None of us has any rights whilst we are contented to play games of ‘who am I’ and ‘look at me’ and ‘I want...’ and yet these kinds of suffering people across the world are altogether left out of our mental furniture. Rights and choices come only to those who are willing to let go of such luxuries as them being of no use great to themselves; and those rights and choices which come to them instead, are the rights and choices of others, and not those primarily and exclusively for themselves.

Is an argument – nonetheless true and historical, and logically sound – going to be labelled with incontinent, intemperate, ire and bile, by ‘contemporary thinkers’ and as being a racist argument, that says that many, by far a great majority, of persons in Britain today and of origins from British ex-colonies, and there are probably millions of these persons in Britain right now, did not these persons end up here and happily – I am glad to say it – enjoying the benefits of living in Britain, simply because their forebears were colonial subjects exploited and treated abysmally by the British?

By the standards of the company which managed my wife’s and mine, ‘missold’ Endowment Mortgage, yes indeed, do offer these persons,if they demand it, due compensation (money, ha,ha,) but let them realise – but, but, I am not in favour of this – as a result of them accepting this compensation, let their interest and claims to British life and benefits become wholly void and forfeited.

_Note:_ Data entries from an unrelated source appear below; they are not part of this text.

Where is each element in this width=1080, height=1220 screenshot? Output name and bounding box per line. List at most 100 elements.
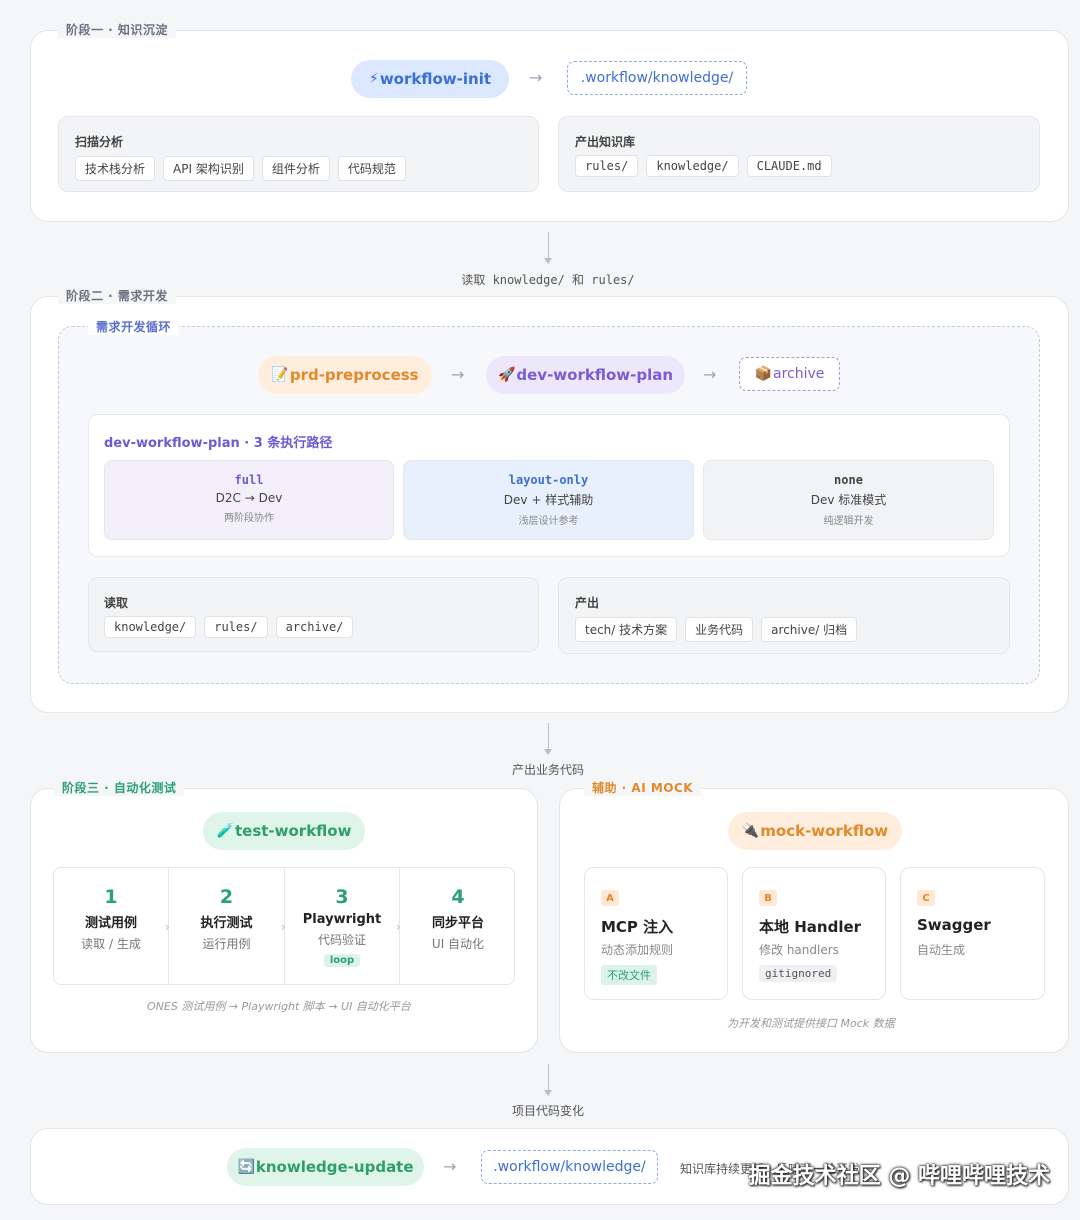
- output-chip: rules/: [575, 155, 639, 177]
- mock-card-swagger: C Swagger 自动生成: [900, 867, 1045, 1000]
- dev-workflow-plan-label: dev-workflow-plan: [516, 366, 674, 384]
- step-sub: 代码验证: [317, 933, 366, 947]
- test-step: 1 测试用例 读取 / 生成: [54, 868, 168, 984]
- scan-analysis-title: 扫描分析: [75, 135, 124, 149]
- path-name: none: [834, 473, 863, 487]
- workflow-init-pill[interactable]: ⚡ workflow-init: [351, 60, 509, 98]
- arrow-right-icon: →: [451, 365, 465, 384]
- mock-badge: A: [601, 890, 619, 906]
- output-knowledge-title: 产出知识库: [575, 135, 636, 149]
- mock-note: 为开发和测试提供接口 Mock 数据: [727, 1017, 895, 1030]
- chevron-right-icon: ›: [165, 920, 170, 934]
- read-chips: knowledge/ rules/ archive/: [104, 616, 354, 638]
- step-title: 同步平台: [431, 916, 484, 931]
- step-sub: UI 自动化: [431, 937, 485, 951]
- mock-title: MCP 注入: [601, 918, 674, 936]
- mock-card-mcp: A MCP 注入 动态添加规则 不改文件: [584, 867, 728, 1000]
- stage3-label: 阶段三 · 自动化测试: [54, 779, 185, 796]
- connector-line: [548, 232, 549, 258]
- connector-line: [548, 1064, 549, 1090]
- mock-badge: C: [917, 890, 935, 906]
- dev-workflow-plan-pill[interactable]: 🚀 dev-workflow-plan: [486, 356, 685, 394]
- arrow-right-icon: →: [443, 1157, 457, 1176]
- mock-sub: 自动生成: [917, 943, 966, 957]
- archive-box[interactable]: 📦 archive: [739, 357, 840, 391]
- memo-icon: 📝: [271, 367, 289, 383]
- loop-badge: loop: [323, 954, 361, 967]
- produce-box: [558, 577, 1010, 654]
- arrow-right-icon: →: [703, 365, 717, 384]
- step-number: 4: [451, 886, 465, 908]
- test-step: 2 执行测试 运行用例: [169, 868, 284, 984]
- aux-mock-label: 辅助 · AI MOCK: [584, 779, 702, 796]
- scan-chip: API 架构识别: [163, 156, 254, 181]
- step-sub: 读取 / 生成: [81, 937, 141, 951]
- path-name: full: [234, 473, 264, 487]
- step-title: 测试用例: [84, 916, 137, 931]
- test-workflow-pill[interactable]: 🧪 test-workflow: [203, 812, 365, 850]
- arrow-down-icon: [544, 1090, 552, 1096]
- arrow-down-icon: [544, 258, 552, 264]
- path-card-layout-only: layout-only Dev + 样式辅助 浅层设计参考: [403, 460, 694, 540]
- connector-produce-label: 产出业务代码: [511, 763, 584, 777]
- arrow-down-icon: [544, 749, 552, 755]
- mock-card-handler: B 本地 Handler 修改 handlers gitignored: [742, 867, 886, 1000]
- mock-tag: 不改文件: [601, 965, 657, 985]
- stage1-label: 阶段一 · 知识沉淀: [58, 21, 176, 38]
- path-name: layout-only: [508, 473, 589, 487]
- step-number: 1: [104, 886, 118, 908]
- produce-chips: tech/ 技术方案 业务代码 archive/ 归档: [575, 617, 858, 642]
- mock-title: Swagger: [917, 916, 991, 934]
- mock-sub: 修改 handlers: [759, 943, 839, 957]
- step-sub: 运行用例: [202, 937, 251, 951]
- lightning-icon: ⚡: [368, 71, 379, 87]
- knowledge-update-pill[interactable]: 🔄 knowledge-update: [227, 1148, 424, 1186]
- mock-sub: 动态添加规则: [601, 943, 674, 957]
- plug-icon: 🔌: [741, 823, 760, 839]
- scan-analysis-chips: 技术栈分析 API 架构识别 组件分析 代码规范: [75, 156, 406, 181]
- read-chip: knowledge/: [104, 616, 197, 638]
- test-steps-row: 1 测试用例 读取 / 生成 2 执行测试 运行用例 3 Playwright …: [53, 867, 515, 985]
- output-knowledge-box: [558, 116, 1040, 192]
- path-card-full: full D2C → Dev 两阶段协作: [104, 460, 394, 540]
- connector-change-label: 项目代码变化: [511, 1104, 584, 1118]
- scan-chip: 组件分析: [261, 156, 330, 181]
- read-chip: rules/: [204, 616, 268, 638]
- path-sub: 浅层设计参考: [518, 516, 579, 527]
- prd-preprocess-pill[interactable]: 📝 prd-preprocess: [258, 356, 432, 394]
- step-number: 2: [219, 886, 234, 908]
- stage2-label: 阶段二 · 需求开发: [58, 287, 176, 304]
- produce-chip: 业务代码: [685, 617, 754, 642]
- produce-chip: tech/ 技术方案: [575, 617, 678, 642]
- archive-label: archive: [773, 366, 825, 382]
- rocket-icon: 🚀: [497, 367, 516, 383]
- output-knowledge-chips: rules/ knowledge/ CLAUDE.md: [575, 155, 832, 177]
- path-card-none: none Dev 标准模式 纯逻辑开发: [703, 460, 994, 540]
- test-tube-icon: 🧪: [216, 823, 234, 839]
- read-title: 读取: [104, 596, 129, 610]
- knowledge-update-target-box: .workflow/knowledge/: [481, 1150, 658, 1184]
- output-chip: CLAUDE.md: [746, 155, 832, 177]
- mock-badge: B: [759, 890, 777, 906]
- path-sub: 两阶段协作: [224, 513, 274, 524]
- chevron-right-icon: ›: [281, 920, 286, 934]
- path-main: Dev 标准模式: [810, 493, 887, 507]
- step-number: 3: [335, 886, 349, 908]
- watermark: 掘金技术社区 @ 哔哩哔哩技术: [748, 1164, 1050, 1189]
- mock-workflow-pill[interactable]: 🔌 mock-workflow: [728, 812, 902, 850]
- scan-chip: 技术栈分析: [75, 156, 156, 181]
- read-box: [88, 577, 539, 652]
- test-step: 4 同步平台 UI 自动化: [400, 868, 514, 984]
- refresh-icon: 🔄: [237, 1159, 255, 1175]
- prd-preprocess-label: prd-preprocess: [289, 366, 419, 384]
- workflow-init-label: workflow-init: [379, 70, 492, 88]
- test-flow-note: ONES 测试用例 → Playwright 脚本 → UI 自动化平台: [147, 1000, 411, 1013]
- path-main: Dev + 样式辅助: [503, 493, 594, 507]
- connector-line: [548, 723, 549, 749]
- connector-read-label: 读取 knowledge/ 和 rules/: [461, 273, 635, 287]
- read-chip: archive/: [275, 616, 354, 638]
- arrow-right-icon: →: [529, 68, 543, 87]
- produce-title: 产出: [575, 596, 600, 610]
- output-chip: knowledge/: [646, 155, 739, 177]
- mock-workflow-label: mock-workflow: [760, 822, 889, 840]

I make the point not to be ‘nasty’ but simply to draw out the logic of historical compensations (with Dogberry we might say of them that ‘comparisons are odorous”). I’m happy that these people in Britain who are originated from ex colonies, that they are here and are some among all of Britain’s peoples making British life, for all its faults, a life better than other lives in many nations right now, and with all their faults.